Philip adopts a baby goat from the Evan’s farm, who Mrs Evans says is called Snowy. He’s a boisterous little thing, who likes to head-butt the children, and he’s very sure footed. Philip also finds a slow-worm which he calls Sally Slither. Unsurprisingly, Dinah much prefers Snowy to Sally!
I’m not sure what my favourite part of this book is. Perhaps the way Philip sets the Alsations on their master, which is a nice bit of justice for the way they’ve been treated. I quite like how sinister this book is too. It’s not explicitly stated but it’s obvious the other testers of the wings have jumped to their deaths, and that Philip could well be the next body sniffed out by the Alsations.

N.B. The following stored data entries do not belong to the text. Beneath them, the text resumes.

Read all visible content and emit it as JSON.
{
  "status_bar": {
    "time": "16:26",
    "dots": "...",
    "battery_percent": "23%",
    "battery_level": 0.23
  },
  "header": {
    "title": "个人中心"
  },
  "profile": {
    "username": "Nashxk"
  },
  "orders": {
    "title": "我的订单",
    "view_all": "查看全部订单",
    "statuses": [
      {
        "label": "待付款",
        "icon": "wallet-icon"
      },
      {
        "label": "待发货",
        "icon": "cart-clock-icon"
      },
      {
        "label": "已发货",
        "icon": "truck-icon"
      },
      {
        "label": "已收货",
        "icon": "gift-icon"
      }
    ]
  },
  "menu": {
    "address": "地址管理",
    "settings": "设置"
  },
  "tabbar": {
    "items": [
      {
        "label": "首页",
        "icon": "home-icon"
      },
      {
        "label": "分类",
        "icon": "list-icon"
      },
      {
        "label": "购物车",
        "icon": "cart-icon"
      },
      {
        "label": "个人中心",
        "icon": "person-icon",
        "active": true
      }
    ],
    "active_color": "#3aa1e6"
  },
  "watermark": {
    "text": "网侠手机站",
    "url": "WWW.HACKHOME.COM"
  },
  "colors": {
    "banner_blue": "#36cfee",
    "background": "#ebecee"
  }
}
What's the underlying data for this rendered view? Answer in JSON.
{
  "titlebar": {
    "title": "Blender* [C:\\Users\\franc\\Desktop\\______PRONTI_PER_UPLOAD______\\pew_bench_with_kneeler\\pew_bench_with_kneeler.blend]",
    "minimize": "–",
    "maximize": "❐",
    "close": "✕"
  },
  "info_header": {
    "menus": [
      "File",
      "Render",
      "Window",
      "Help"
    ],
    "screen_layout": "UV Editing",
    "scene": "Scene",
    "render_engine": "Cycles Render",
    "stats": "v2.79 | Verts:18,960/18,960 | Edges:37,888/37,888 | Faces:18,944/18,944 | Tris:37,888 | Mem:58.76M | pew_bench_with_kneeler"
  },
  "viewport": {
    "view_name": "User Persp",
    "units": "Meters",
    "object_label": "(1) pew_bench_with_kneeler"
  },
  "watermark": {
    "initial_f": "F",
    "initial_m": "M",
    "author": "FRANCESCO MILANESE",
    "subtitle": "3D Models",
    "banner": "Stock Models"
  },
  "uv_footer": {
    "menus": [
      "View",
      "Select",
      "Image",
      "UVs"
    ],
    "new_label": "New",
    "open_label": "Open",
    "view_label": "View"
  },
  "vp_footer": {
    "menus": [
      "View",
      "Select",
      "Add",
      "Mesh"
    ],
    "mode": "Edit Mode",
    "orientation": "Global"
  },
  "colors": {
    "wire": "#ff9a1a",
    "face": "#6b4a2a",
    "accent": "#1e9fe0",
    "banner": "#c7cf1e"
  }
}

Bill turning up at just the right moment is marvellous too, it’s been a long, long time since the first time I read this but it’s still so exciting to hear him yell out the name Bil Smugs.
Bill has come along this time, ostensibly to keep the children out of trouble. He clearly cares about Mrs Mannering though, as he stays with her while the children go off camping. As Philip says “Will Bill go if Mother’s hurt? He thinks the world of her.”
I know a lot of people hate the stereotypical Welshness of the book, but I never picked up on that as a child. I didn’t know any Welsh people, I’d probably heard a Welsh accent on TV but that’s it. There’s a lot of look-yous and whateffers, sometimes even both together, but I quite like it!
There are a few events and places here that remind me of other books. The most similar would have to be The Secret Mountain, which also has a group of children find a way inside a mountain, finding a strange community and getting trapped there.
The moment they hide in the tunnel from the dogs is a little like when the Five plus Pongo and Nobby hide in the underground caves in Five Go Off in a Caravan.